Сердце у Казорина ухнуло в провал преисподней.
– Что ещё? – спросил он голосом приговорённого к высшей мере.
– Нашлись костюмы, зря мы на туземцев грешили.
– Как нашлись? Какие костюмы? – Ему трудно было переключиться с мысленного разговора на внешний.
– Ну те самые, которые считались украденными. Это наш мухомор убрал их в свой балаган, когда туземцы после праздника уезжали. А сегодня он в музейном наряде ходил по городу. Он, вообще-то, того, с приветом. Говорит, что забыл отдать. Возможно, не врёт.
– «Возможно, не врёт»… Вот жалеешь таких калеченых, а они тебя же под монастырь. Он что, ненец, если костюм напялил?
– Якут вроде.

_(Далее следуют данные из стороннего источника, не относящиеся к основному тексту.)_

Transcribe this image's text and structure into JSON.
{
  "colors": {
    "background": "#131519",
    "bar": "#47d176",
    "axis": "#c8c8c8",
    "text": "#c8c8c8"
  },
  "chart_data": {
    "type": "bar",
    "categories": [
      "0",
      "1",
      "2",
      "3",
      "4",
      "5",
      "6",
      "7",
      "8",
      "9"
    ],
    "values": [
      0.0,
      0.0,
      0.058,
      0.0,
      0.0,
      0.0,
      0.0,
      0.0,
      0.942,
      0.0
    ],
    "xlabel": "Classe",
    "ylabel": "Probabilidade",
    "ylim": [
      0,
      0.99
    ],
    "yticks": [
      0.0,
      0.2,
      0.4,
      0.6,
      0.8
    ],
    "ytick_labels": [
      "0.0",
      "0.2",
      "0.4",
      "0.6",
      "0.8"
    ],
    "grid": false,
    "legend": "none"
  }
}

А костюм надел, так ведь это… свой-то, может, поизносился.
– Ладно, пусть следствие разбирается. Степан Дмитриевич, я пришлю людей вам помочь. Мусор вынести, ну и… собраться.
– Нет, не надо, я уж сам как-нибудь. Виктор Львович мне, вон, поможет. Виктор Львович, поможете?
Сообщение о происшествии на третьем посту командир циркумполярной дивизии особого назначения – или, на языке высоком, царь и бог сибирской земли на территории, Тимофею Васильевичу подвластной, – принял в бане. Только что вышедший из парилки, где он отхлестал себя кистями из сезальской верёвки, и уже махнувший четверть кружки доброго спирта, настоянного на почках местной карликовой берёзы, распаренный Дымобыков рассказывал капитану Шилкину:
– …Сталин ему: «Почему орден Красной Звезды?» Тот стушевался, забздел горохом, по уши в штаны наложил, ну, думает, кончилось мое счастье, щас меня к стенке и пулю в лоб вместо ордена. Смотрит, Иосиф Виссарионыч вычёркивает из бумаги орден Красной Звезды, вписывает вместо него орден Красного Знамени и улыбается. «Что, забздел, – говорит, – горохом, товарищ лейтенант Иванов?» И руку Кольке моему жмёт, поздравляет… Ну, попёрли, капитан, с лёгким паром! – Дымобыков убрал в себя новую четверть кружки спирта.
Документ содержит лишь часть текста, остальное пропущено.